En théorie, la loi relative aux libertés et aux responsabilités des universités dote les présidents d’université de larges pouvoirs, tant dans leur relation avec le ministère qu’au sein même de leurs établissements ; elle entend leur permettre de construire une politique scientifique et pédagogique d’excellence et d’intégrer le fameux classement de Shanghaï. Une dizaine de pôles en seront le fer de lance. Pour le premier ministre, François Fillon, il s’agit rien moins que de " rebâtir l’université française ", et il ajoute avec emphase : " Toute notre tradition spirituelle, philosophique et scientifique, toute l’ambition républicaine convergent vers la nécessaire réforme de nos universités. "
Malgré ce volontarisme et l’effort de persuasion de Valérie Pécresse, ministre de l’enseignement supérieur et de la recherche, les universitaires sont sceptiques. L’euphorie n’est pas au rendez-vous dans les unités de formation et de recherche (UFR) ou autres unités mixtes de recherche (UMR). Pourquoi ? Parce que l’Etat bégaie.
En juillet 1968, déjà, lors de son discours de politique générale, le premier ministre Maurice Couve de Murville déclarait : " S’agissant de réformes, c’est à l’université que nous pensons fatalement d’abord. Elle a été secouée par une tempête qui révèle la profondeur de la crise actuelle de la jeunesse (...). La réforme elle-même sera une oeuvre de longue haleine. D’ores et déjà, une sorte de consensus général paraît se dégager sur quelques grands principes : personnalité des établissements universitaires, modification des règles traditionnelles de l’uniformité des enseignements, des programmes et des examens, transformation des méthodes pédagogiques, nécessité d’adapter les disciplines aux possibilités de débouchés dans la vie active, enfin, large participation des enseignants, d’une part, des étudiants, d’autre part, dans tous les domaines, et aussi des représentants des intérêts économiques et sociaux (...). C’est sur cette base que pourront être ensuite entrepris, à l’intérieur des établissements devenus autonomes, les travaux et les discussions qui conduiront à l’édification de l’université nouvelle. "

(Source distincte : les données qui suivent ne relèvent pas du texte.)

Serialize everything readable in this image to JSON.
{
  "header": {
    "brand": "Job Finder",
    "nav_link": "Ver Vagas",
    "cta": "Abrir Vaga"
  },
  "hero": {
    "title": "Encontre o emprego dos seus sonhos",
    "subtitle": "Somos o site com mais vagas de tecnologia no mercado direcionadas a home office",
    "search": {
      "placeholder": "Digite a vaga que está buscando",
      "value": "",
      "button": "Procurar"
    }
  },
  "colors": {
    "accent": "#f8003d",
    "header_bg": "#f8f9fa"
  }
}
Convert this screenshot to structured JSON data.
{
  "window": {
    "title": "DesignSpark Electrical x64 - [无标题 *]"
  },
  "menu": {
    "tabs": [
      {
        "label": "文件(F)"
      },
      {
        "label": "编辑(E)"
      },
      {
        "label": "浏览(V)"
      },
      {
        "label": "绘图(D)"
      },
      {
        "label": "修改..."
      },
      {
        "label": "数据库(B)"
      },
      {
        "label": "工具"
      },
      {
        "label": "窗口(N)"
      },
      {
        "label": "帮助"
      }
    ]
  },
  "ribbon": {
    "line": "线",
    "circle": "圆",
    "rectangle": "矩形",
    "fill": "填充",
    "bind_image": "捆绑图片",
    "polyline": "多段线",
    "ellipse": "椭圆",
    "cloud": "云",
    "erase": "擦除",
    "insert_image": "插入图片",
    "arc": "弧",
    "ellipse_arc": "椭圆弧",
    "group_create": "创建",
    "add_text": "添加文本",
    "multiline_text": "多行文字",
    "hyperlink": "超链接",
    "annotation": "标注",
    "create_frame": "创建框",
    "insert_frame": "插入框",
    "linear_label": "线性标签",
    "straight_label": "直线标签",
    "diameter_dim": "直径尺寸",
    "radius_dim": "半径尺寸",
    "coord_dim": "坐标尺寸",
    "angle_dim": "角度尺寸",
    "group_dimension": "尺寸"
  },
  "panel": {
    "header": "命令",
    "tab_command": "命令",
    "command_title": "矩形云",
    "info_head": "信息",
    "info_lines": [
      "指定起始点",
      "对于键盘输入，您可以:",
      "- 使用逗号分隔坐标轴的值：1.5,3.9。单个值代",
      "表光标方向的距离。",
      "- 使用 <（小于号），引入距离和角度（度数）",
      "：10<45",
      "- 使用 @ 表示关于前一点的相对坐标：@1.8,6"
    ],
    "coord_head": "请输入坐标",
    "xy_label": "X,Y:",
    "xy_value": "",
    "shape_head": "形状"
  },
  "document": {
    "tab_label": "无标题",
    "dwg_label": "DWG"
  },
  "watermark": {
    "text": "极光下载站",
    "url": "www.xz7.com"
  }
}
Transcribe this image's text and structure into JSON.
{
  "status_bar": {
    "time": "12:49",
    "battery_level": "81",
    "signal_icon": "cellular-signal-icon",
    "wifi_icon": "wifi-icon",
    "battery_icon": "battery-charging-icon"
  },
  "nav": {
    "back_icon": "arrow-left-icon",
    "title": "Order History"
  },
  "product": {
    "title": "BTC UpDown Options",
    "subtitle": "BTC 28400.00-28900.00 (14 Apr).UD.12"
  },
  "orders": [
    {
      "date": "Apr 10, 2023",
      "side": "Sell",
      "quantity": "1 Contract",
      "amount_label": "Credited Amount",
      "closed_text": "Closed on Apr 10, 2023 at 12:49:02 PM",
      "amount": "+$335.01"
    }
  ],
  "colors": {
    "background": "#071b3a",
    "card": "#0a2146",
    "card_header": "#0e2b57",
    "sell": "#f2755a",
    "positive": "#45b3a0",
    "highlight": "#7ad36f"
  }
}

Huit ans après, Raymond Barre affirmait, dans son discours de politique générale : " Permettez à l’universitaire qui vous parle d’insister plus particulièrement sur la responsabilité des universités. La liberté de ces établissements doit permettre de donner à notre enseignement la qualité dont il ne pourrait se passer (...). Le rang de notre pays dans le monde sera fonction de la qualité de notre enseignement supérieur et des résultats de notre recherche scientifique. Le gouvernement aidera l’université. "

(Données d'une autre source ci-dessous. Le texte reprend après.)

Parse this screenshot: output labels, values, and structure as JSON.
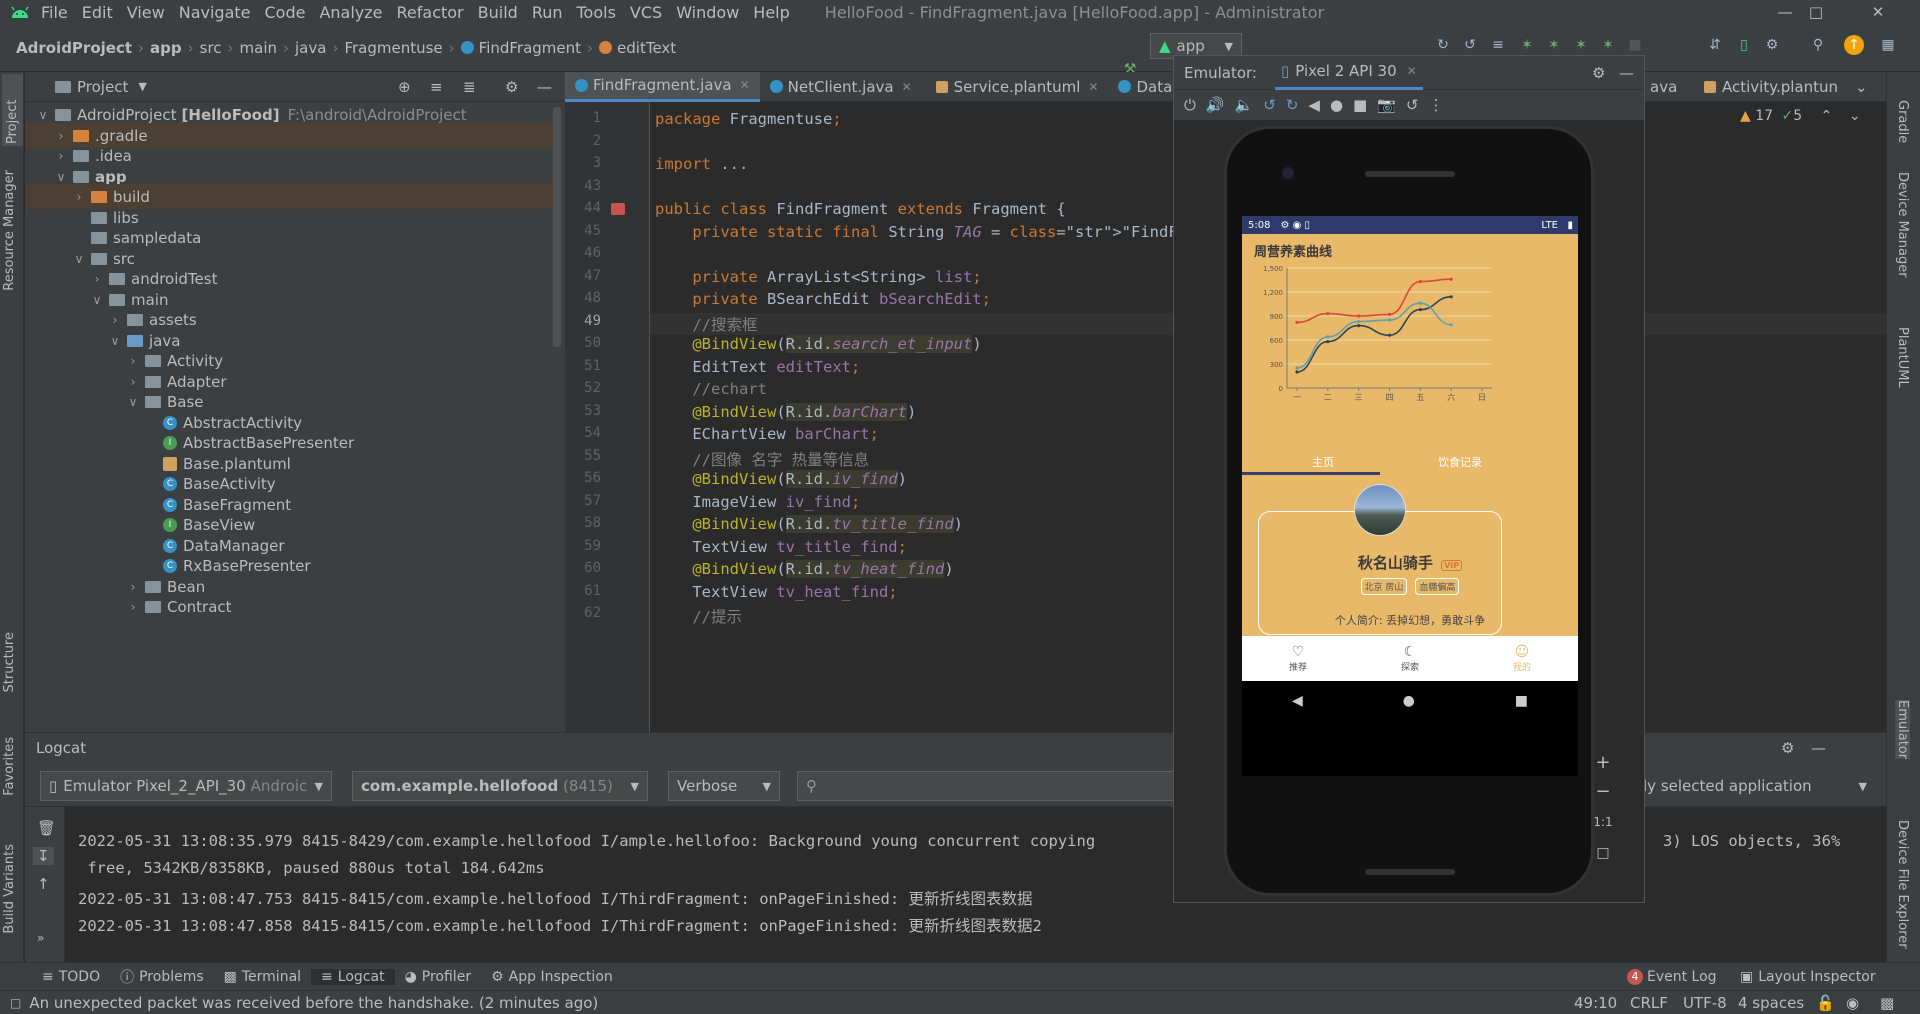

Une décennie plus tard, Jacques Chirac récidivait, toujours dans sa déclaration de politique générale : " Dans l’enseignement supérieur, le principe d’autonomie doit être définitivement concrétisé (...). L’autonomie doit aller de pair avec un allégement des structures universitaires, un décloisonnement du travail d’enseignement et de recherche, une mobilité accrue des hommes, un essor nouveau donné à l’innovation, qui doit s’ouvrir sur le monde extérieur, sur l’industrie bien évidemment, mais aussi sur la coopération scientifique internationale. " Bref, cela fait maintenant quatre décennies - au moins - que les universitaires entendent la douce musique de l’autonomie, de la liberté et de la responsabilité.
Or elle pourrait bien masquer de vrais obstacles. Par exemple : comment " lutter " dans la même catégorie qu’un Harvard, dont le budget annuel est de l’ordre de celui des dix-sept universités franciliennes réunies ? Comment maintenir la motivation d’un corps enseignant, alors que l’heure de cours est payée en France moitié moins que dans les pays leaders de l’OCDE ? Comment stimuler les étudiants quand les classes prépa, puis les grandes écoles, absorbent une bonne partie des plus motivés d’une génération ? Et ce d’autant plus facilement que le pouvoir politique ne cesse de dénigrer les universités résumées à un lieu d’échec ?
Surtout, l’Etat reprend d’un côté ce qu’il accorde de l’autre. La recherche et l’enseignement universitaires sont intimement liés. Et l’Etat étend inexorablement son pilotage de la première à travers les transferts de moyens globaux pourtant faibles à l’Agence nationale de la recherche, dont 70 % du budget sont fléchés sur des priorités prédéfinies. Malgré l’opposition de nombreux chercheurs, le CNRS va être découpé en une série d’instituts dotés de directeurs nommés par arrêté ministériel, sur proposition de la direction du CNRS, marquant symboliquement la perte d’autonomie de l’organisme. En janvier, Nicolas Sarkozy énonçait clairement sa doctrine : " De mon point de vue, c’est bien au Parlement, au gouvernement, et particulièrement au ministère chargé de la recherche, qu’il appartient d’attribuer l’argent public et de fixer les orientations stratégiques. " Difficile de vraiment rompre avec l’héritage d’Ancien Régime.